Richard Parncutt (Univ. Graz, Austria)

The role of music in cultural integration

Cultural integration involves multiple interactions among majority and minorities. What is the role of music? Students in an advanced musicology seminar interviewed 74 Graz residents from Albania, China, Egypt (Copts), Iraq (Kurds), Italy, Nigeria, Serbia, and Austria. Topics addressed included music in everyday life, performed music, cultural identity, social contacts, favourite CDs, and music and integration. Content analysis suggests that music often, but not always promotes integration.

John Sloboda (University of Keele and Royal Holloway, University of London)

Music in everyday life: the role of the emotions

Considerable recent attention has been given to the way in which listening to music in everyday life (home, car, office) may have different characteristics to listening to music in deliberative cultural settings (e.g. concert-hall, psychological laboratory).

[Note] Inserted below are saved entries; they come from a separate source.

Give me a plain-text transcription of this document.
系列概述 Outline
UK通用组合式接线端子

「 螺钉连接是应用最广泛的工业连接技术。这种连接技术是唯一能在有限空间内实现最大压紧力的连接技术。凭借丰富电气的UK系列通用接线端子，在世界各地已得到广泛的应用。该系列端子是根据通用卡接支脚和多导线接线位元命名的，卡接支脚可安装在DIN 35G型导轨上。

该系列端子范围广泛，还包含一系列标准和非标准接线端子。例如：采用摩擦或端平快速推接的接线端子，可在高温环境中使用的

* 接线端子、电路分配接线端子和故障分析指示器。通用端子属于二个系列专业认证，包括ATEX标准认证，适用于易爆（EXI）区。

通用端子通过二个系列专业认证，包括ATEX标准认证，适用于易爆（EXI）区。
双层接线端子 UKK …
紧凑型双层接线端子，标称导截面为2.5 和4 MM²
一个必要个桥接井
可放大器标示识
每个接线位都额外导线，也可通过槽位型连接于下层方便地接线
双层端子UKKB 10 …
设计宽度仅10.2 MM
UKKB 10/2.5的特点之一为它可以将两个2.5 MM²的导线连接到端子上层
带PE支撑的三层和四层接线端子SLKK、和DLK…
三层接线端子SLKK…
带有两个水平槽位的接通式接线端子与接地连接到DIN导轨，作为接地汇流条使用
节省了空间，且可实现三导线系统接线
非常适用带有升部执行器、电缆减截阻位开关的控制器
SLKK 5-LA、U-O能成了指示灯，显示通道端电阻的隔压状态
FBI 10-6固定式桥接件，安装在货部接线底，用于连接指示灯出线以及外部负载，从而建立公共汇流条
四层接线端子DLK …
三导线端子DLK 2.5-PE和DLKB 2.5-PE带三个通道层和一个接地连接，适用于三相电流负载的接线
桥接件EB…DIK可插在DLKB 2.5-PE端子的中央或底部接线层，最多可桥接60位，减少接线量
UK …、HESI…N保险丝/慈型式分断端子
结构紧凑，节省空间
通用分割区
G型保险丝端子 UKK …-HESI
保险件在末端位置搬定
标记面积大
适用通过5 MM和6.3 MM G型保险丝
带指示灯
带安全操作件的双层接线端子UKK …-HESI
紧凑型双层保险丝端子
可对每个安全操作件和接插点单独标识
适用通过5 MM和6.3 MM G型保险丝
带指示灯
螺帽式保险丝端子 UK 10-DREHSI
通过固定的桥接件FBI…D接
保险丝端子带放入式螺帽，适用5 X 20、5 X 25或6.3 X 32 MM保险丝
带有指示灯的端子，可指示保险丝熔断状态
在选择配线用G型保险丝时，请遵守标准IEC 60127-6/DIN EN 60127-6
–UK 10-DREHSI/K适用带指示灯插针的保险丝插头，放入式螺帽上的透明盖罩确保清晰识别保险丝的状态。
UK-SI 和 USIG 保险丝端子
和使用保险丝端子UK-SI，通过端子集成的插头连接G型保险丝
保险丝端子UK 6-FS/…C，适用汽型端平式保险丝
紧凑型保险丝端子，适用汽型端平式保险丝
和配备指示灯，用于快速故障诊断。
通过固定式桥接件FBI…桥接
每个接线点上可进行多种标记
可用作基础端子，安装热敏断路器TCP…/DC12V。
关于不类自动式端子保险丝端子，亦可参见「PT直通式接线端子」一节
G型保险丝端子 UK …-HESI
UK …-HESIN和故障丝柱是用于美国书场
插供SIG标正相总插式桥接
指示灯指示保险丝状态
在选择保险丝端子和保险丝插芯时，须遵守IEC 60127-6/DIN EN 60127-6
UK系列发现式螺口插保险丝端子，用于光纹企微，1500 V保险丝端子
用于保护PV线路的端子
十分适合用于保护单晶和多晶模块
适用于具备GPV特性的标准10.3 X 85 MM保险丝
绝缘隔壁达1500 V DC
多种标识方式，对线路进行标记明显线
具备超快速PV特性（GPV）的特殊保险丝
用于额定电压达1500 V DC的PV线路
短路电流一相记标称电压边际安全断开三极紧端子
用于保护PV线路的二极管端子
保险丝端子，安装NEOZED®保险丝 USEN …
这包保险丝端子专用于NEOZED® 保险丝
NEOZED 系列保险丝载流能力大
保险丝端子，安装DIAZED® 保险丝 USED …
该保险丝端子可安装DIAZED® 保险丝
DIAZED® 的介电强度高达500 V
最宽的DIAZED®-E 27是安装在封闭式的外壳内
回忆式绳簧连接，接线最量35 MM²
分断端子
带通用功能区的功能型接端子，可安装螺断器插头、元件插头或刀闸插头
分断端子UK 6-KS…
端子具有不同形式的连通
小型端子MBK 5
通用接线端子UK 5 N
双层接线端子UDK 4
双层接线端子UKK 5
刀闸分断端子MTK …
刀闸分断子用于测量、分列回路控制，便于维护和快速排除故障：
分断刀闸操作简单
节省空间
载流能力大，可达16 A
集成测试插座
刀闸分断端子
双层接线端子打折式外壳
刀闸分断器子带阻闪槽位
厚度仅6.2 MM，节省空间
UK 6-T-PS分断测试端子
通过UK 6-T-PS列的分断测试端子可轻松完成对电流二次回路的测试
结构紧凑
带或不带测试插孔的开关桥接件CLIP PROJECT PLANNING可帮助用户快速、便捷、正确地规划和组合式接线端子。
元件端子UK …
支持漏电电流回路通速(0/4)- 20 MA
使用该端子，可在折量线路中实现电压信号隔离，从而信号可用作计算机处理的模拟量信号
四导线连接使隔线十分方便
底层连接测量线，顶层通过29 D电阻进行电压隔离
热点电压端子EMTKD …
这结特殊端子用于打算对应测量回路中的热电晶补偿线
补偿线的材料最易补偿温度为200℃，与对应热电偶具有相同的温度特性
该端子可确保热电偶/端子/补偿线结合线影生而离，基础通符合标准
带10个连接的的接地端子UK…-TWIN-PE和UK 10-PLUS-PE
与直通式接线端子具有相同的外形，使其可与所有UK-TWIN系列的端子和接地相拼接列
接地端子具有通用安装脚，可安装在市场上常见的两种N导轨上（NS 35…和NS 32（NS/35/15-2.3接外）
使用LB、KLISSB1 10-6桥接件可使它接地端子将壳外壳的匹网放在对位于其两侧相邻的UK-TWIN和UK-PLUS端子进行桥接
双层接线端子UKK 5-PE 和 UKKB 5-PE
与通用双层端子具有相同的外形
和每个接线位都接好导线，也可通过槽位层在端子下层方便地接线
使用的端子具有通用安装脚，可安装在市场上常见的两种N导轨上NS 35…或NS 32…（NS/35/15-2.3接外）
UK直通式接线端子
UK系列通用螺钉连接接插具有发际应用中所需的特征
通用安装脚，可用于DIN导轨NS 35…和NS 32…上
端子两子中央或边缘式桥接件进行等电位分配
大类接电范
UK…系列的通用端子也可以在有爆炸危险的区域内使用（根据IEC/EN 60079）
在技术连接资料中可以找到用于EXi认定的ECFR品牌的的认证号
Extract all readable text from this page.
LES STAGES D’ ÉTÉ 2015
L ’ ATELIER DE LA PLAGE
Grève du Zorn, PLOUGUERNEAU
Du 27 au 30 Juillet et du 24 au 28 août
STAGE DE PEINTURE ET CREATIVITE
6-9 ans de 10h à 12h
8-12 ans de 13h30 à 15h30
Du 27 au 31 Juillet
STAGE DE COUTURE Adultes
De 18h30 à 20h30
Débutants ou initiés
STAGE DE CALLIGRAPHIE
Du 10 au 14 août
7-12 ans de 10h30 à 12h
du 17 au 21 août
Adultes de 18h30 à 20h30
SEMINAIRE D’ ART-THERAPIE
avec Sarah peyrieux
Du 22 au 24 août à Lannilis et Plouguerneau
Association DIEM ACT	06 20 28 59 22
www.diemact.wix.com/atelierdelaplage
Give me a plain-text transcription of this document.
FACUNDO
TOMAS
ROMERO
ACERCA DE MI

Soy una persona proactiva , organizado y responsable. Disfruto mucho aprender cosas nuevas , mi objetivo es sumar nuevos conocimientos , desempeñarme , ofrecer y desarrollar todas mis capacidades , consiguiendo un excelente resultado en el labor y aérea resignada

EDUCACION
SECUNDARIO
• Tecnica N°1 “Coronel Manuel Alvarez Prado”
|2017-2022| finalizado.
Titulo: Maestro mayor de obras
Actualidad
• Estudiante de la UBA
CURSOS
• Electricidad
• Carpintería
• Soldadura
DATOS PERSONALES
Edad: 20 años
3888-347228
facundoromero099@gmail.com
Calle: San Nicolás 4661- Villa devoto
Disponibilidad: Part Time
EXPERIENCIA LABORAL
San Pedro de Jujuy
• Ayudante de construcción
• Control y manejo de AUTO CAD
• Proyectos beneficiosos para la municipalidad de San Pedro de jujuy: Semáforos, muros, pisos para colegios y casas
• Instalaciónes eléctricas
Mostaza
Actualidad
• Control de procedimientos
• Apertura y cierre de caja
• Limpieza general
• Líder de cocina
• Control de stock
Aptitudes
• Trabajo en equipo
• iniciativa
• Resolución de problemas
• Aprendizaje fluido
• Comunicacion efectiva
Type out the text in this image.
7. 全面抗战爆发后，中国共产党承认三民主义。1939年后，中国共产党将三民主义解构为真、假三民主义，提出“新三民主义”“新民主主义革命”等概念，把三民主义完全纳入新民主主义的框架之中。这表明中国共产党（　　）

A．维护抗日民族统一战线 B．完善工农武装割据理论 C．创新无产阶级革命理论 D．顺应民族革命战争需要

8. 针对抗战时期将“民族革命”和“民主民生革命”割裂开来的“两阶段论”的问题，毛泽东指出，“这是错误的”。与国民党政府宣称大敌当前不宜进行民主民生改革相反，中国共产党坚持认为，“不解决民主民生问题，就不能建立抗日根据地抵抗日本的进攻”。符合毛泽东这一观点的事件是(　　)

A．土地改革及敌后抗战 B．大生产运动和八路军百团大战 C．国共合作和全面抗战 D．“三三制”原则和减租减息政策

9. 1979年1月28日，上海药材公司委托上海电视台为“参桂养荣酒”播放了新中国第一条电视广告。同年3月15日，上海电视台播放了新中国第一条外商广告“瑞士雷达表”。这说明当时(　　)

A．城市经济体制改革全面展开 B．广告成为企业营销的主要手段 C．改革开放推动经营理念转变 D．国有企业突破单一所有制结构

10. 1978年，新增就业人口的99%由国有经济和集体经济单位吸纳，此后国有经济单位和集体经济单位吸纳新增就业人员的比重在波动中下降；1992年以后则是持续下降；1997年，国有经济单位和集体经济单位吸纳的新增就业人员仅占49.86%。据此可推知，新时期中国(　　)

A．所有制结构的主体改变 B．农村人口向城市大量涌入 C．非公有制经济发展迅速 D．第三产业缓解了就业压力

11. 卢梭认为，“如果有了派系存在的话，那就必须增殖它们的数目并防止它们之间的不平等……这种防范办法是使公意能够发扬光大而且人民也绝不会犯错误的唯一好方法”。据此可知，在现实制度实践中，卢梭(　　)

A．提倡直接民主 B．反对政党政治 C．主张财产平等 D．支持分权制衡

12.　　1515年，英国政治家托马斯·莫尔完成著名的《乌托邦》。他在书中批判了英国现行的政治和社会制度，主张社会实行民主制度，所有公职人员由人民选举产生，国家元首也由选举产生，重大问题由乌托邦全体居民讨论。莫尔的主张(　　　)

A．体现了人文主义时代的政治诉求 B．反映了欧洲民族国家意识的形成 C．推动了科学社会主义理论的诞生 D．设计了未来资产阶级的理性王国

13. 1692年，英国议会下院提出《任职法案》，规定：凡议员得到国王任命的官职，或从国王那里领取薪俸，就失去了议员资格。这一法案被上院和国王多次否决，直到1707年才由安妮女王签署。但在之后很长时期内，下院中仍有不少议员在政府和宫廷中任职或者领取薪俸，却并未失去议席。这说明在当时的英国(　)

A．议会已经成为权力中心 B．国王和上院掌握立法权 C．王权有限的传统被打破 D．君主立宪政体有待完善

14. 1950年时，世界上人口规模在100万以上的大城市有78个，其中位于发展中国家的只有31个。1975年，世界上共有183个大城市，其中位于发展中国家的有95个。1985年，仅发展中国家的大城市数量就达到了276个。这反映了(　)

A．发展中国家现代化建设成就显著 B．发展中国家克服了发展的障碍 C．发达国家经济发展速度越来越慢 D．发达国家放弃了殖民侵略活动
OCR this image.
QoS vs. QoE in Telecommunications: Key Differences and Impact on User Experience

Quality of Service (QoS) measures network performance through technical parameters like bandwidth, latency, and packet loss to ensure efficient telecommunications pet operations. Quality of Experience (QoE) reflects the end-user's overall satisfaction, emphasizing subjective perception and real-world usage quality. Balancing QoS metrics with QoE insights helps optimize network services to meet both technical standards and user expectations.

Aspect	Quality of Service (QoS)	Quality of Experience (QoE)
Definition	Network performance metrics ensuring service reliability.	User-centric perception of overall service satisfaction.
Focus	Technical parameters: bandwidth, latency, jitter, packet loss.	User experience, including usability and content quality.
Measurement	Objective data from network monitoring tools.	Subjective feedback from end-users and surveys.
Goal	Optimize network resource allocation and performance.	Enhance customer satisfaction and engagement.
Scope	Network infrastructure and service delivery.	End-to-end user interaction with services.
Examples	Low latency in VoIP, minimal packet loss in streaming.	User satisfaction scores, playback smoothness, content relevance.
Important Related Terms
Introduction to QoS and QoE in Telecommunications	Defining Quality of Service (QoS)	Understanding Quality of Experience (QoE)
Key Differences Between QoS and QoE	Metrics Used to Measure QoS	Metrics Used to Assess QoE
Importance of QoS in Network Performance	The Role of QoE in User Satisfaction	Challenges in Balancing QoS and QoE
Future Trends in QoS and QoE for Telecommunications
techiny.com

This means that psychological data and theory derived from one context may not be straighforwardly applicable to the other. Most research on emotional response to music has been gathered in deliberative, rather than everyday, contexts. This paper attempts to systematise what we now know about the contrasts between the deliberative and the everyday by identifying ten distinctive characteristics of music in everyday life, and examining the implications of each for the nature and dynamics of emotional responses to such music. These characteristics relate to the quality (intensity, memorability, integration), content (valence, reference, focus, level), and context (elicitation, referent, attitude) of everyday musical experiences. Such characteristics collectively delineate a distinctive and coherent psychological world which, for many listeners, may be more paradigmatic than the deliberative immersion of the classical concert-goer.